After a century (1670–1770) of steady immigration from Europe and the subsequent development of quiet hamlets into bustling towns, many mid-eighteenth-century citizens of the British Crown thought the King's most prized colonies had become too crowded and too overfarmed. In the minds of some colonists, the New World had become too much like the Old World of England, Scotland, Ireland, Wales, Holland, Sweden, Switzerland, or Germany, the places they had left behind. Though 90 percent of the colonists during that period were farmers, the desire of the restless and the disgruntled to push westward into the fabled region the British called “Indian Reserve” became a clarion call in churches, taverns, and meeting halls from the late 1690s into the first half of the 1700s.

By the 1750s and 1760s, the focus of further colonial exploration had turned to locating suitable regions for settlement. The lushness of the Bluegrass held particular attraction to the surveyors. One notable surveyor, Christopher Gist, wrote in 1751 with evident excitement as he approached the Kentucky River, “From the top of the Mountain we saw fine level country SW as far as our Eyes could behold, and it was a clear Day.” Of his movements the next day, Gist wrote, “… at about 12 M. came to the Cuttaway [Kentucky] River; We were obliged to go up it about 1 m. to an island which was the shoalest place We coud find to cross at …” 6 Gist's chronicled movements suggest that the crossing he describes might be at the very location, later to be called Leestown, that lay about one mile from present-day Frankfort and was a critical part of the famed ancient buffalo trail, referred to by the native tribes as “great buffalo trace.”

The Amazement, the Terror

Aside from the empty vastness and developmental potential of the western wilderness, one common impression communicated by the returning frontiersmen, especially the celebrated “longhunters” like Daniel and Squire Boone, Henry Skaggs, James Harrod, Isaac Bledsoe, Richard Callaway, and others involved their stirring firsthand accounts of the breathtaking numbers of big game creatures. Elk, whitetail deer, black bear, panther, beaver, bobcat, wolf, wolverine, wild boar, and bison reigned supreme in the frontier's dense woodlands, bogs, limestone outcroppings, plains, and meadows. Even allowing for the seasonal hunting by the regional tribes, big game populations of unimaginable sizes flourished in the region that now encompasses all or part of the heartland states of Kentucky, Tennessee, Ohio, Indiana, Michigan, and Illinois.

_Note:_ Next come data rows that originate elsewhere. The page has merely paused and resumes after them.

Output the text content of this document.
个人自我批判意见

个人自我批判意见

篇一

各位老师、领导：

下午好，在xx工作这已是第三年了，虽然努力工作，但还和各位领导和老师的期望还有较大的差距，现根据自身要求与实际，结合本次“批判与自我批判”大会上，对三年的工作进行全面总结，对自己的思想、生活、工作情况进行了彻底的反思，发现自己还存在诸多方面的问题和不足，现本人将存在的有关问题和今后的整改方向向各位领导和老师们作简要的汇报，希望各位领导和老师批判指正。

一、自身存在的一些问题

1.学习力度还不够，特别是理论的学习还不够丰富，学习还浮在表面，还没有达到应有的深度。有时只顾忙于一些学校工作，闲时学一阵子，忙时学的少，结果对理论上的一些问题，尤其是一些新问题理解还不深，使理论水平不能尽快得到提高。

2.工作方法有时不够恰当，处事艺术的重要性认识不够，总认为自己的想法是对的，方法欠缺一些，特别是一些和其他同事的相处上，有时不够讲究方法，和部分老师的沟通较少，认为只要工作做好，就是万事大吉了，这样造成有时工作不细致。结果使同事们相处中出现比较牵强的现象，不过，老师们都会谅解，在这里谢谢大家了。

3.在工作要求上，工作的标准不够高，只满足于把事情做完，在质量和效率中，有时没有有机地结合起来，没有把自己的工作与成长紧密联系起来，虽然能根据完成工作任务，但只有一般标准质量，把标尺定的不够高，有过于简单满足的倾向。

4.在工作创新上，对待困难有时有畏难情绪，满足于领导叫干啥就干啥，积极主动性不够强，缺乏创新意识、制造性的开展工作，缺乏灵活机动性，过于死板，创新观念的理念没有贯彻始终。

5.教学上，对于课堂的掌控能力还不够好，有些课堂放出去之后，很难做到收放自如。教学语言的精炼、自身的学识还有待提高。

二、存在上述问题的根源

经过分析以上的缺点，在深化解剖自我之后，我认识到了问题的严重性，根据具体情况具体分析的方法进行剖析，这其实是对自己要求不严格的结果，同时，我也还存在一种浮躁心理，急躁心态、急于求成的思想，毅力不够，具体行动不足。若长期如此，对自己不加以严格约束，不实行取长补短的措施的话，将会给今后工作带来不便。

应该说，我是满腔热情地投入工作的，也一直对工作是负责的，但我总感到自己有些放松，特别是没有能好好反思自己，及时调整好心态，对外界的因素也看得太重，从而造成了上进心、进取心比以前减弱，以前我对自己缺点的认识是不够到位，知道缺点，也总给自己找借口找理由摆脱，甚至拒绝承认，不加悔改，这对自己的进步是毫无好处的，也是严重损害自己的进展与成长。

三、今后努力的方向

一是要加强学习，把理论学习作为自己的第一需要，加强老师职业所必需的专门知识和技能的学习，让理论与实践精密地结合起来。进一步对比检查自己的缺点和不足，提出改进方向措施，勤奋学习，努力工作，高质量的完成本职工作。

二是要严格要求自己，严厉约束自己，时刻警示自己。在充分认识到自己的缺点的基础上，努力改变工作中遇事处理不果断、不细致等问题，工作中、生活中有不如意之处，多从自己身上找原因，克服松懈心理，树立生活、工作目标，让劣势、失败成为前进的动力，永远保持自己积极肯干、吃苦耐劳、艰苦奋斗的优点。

But of all the recorded accounts concerning big game, the most indelible impressions were spun courtesy of the horned, cocoa-brown-colored, and aggressive American bison. Zoology long ago determined that the two distinct varieties of buffalo in the greater Bovid family had for millennia been found solely in sub-Saharan Africa (the ornery and dangerous Cape buffalo) and southeastern Asia (the water buffalo), and not in North America until relatively recently. Buffalo and bison are related but biologically different. DNA findings from bones excavated in northern Canada suggest, however, that bison herds emigrated from eastern Asia anywhere from 195,000 to 130,000 years ago, traveling over the natural Bering Straits land bridge that connected eastern Asia to Alaska. The buffalo cousins that made the journey, two Bovid families of bison, are divided between the American bison and the European bison. Nevertheless, the English- and French-speaking explorers of the western frontier from their initial seventeenth century portrayals referred to the American bison by a variety of names, including biffalo, bofelo, buffalow, bufflo, buffaloe, and, most commonly, buffalo . That latter sobriquet, though technically incorrect, has endured to the present day. In keeping with this quirky custom, I will refer to the American bison as buffalo moving forward.